Bigfoot Encounters

Bigfoot believers attend convention
on mythical or non-existent creature
By Dan Nephin

Copyright The Associated Press
9/21/02 8:27 PM

JEANNETTE, Pa. (AP) -- Big believers in Bigfoot ignored a history of hoaxes and misidentifications and gathered Saturday to exchange stories and peruse books and items on the creature.

About 120 people attended the fourth annual East Coast Bigfoot Conference and Expo in this town outside Pittsburgh. Sale items included plaster casts of footprints -- some with five toes, some with three.

"There's just too much evidence collected, too many sightings, too many reports for the creature not to exist," said Eric Altman, director of the Pennsylvania Bigfoot Society. Altman does not claim to have actually seen a Bigfoot. However, while investigating a report in the woods of Bradford County two years ago, he and another researcher heard some sort of creature.

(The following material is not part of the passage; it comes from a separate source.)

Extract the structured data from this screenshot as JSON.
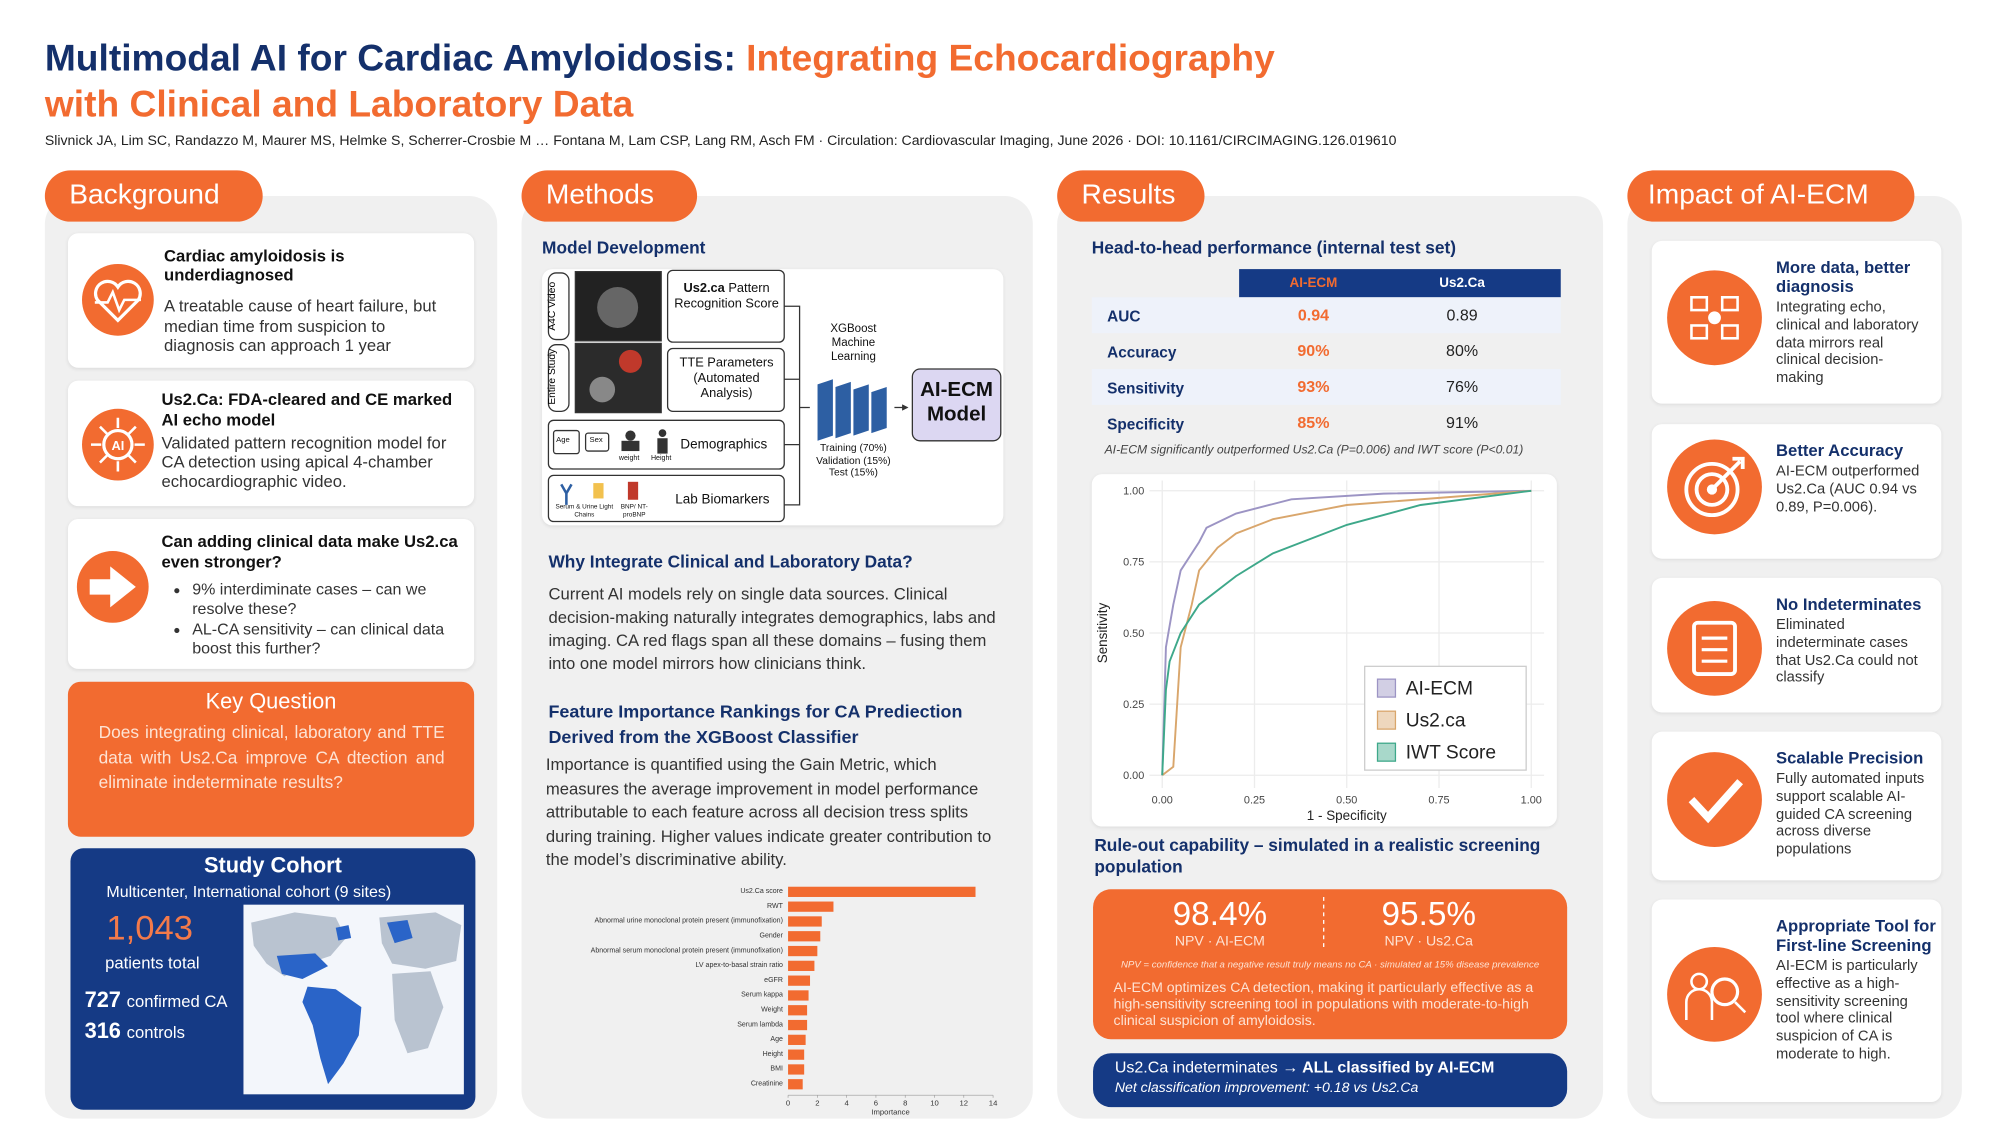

"We couldn't see it, but we could hear it mumbling and growling -- almost like speaking," said Altman, 32, who installs software for AT&T. He said it crossed the trail about 100 yards ahead of them, just out of sight.

Over the past three years, the society has investigated more than 50 Bigfoot reports in Pennsylvania. Though the Northwest is best identified with Bigfoot, or Sasquatch, Altman said Pennsylvania ranks fourth among states with more than 500 sightings dating to the 1800s.
Christine Vinkler, 50, said she would have thought anyone claiming to see a Bigfoot was crazy, too -- until June 2000, when she said she saw one while driving to work. "I was a skeptic, very much so," she said.

Others not at the expo said they simply haven't seen any proof. "There's a lot of evidence. The problem is it's not good evidence," said Benjamin Radford, managing editor of "Skeptical Inquirer," the magazine of the Committee for the Scientific Investigation of Claims of the Paranormal.

"People have always believed in the fantastic," said Barbara Mikkelson, who runs the Urban Legends Reference Page on the Internet. "We want to believe in a world where miracles can happen."

Dave Grim, 32, a high school history teacher, said he came to the expo out of curiosity. "I'm open and would like to experience something I can't explain," he said.